Hyperparameter tuning optimization#

MLRun supports iterative tasks for automatic and distributed execution of many tasks with variable parameters (hyperparams). Iterative tasks can be distributed across multiple containers. They can be used for:

Parallel loading and preparation of many data objects
Model training with different parameter sets and/or algorithms
Parallel testing with many test vector options
AutoML

MLRun iterations can be viewed as child runs under the main task/run. Each child run gets a set of parameters that are computed/selected from the input hyperparameters based on the chosen strategy (Grid, List, Random or Custom).

The different iterations can run in parallel over multiple containers (using Dask or Nuclio runtimes, which manage the workers). Read more in Parallel execution over containers.

The hyperparameters and options are specified in the task or the run() command through the hyperparams (for hyperparam values) and hyper_param_options (for HyperParamOptions) properties. See the examples below.

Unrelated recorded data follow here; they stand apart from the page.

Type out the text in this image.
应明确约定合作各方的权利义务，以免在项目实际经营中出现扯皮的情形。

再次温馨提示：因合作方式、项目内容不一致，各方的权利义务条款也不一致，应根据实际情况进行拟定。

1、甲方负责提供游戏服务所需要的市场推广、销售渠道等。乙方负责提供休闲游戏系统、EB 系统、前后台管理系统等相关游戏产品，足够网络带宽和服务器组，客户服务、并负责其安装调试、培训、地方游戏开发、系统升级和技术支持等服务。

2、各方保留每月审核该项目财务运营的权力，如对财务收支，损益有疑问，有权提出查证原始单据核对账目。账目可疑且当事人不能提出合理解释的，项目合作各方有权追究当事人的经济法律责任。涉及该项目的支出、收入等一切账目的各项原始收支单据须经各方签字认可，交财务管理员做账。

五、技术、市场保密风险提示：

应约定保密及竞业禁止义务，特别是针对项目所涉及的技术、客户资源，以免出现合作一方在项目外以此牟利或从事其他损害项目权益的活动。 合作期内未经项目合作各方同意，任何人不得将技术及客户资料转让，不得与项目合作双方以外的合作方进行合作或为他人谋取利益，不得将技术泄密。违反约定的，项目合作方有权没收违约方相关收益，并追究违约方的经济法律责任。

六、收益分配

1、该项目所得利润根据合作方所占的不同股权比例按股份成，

The hyperparams are specified as a struct of key: list values. The values can be of any type (int, string, float, …). The lists are used to compute the parameter combinations using one of the following strategies:

Grid search (grid) — running all the parameter combinations. The key: list values structure is similar to: { "p1": [1,2], "p2": [2,4] }
The result is the four iterations with all the combinations of p1 and p2. Hyperparameters can also be loaded directly from a JSON file (specify param_file in HyperParamOptions).
Random (random) — running a sampled set from all the parameter combinations. Hyperparameters can also be loaded directly from a JSON file, the same as grid.
List (list) — running the first parameter from each list followed by the second from each list and so on. All the lists must be of equal length. Hyperparameters can also be loaded directly from a JSON or CSV file containing a list of the iterations to be executed. Example JSON: {"p1": [1], "p2": [10]} (specify param_file in HyperParamOptions).

You can specify a selection criteria to select the best run among the different child runs by setting the selector option. This marks the selected result as the parent (iteration 0) result, and marks the best result in the user interface.

You can also specify the stop_condition to stop the execution of child runs when some criteria, based on the returned results, is met (for example stop_condition="accuracy>=0.9").

In this section

Basic code
Review the results
Examples
Parallel execution over containers

Basic code#

Here's a basic example of running multiple jobs in parallel for hyperparameters tuning, selecting the best run with respect to the max accuracy.

Run the hyperparameters tuning job by using the keywords arguments:

hyperparams for the hyperparameters options and values of choice.
selector for specifying how to select the best model.

hp_tuning_run = project.run_function(
    "trainer", 
    inputs={"dataset": gen_data_run.outputs["dataset"]}, 
    hyperparams={
        "n_estimators": [100, 500, 1000], 
        "max_depth": [5, 15, 30]
    }, 
    selector="max.accuracy", 
    local=True
)

The returned run object in this case represents the parent (and the best result). You can also access the individual child runs (called iterations) in the MLRun UI.

Review the results#

When running a hyperparam job, the job results tab shows the list and marks the best run:

You can also view results by printing the artifact iteration_results:

hp_tuning_run.artifact("iteration_results").as_df()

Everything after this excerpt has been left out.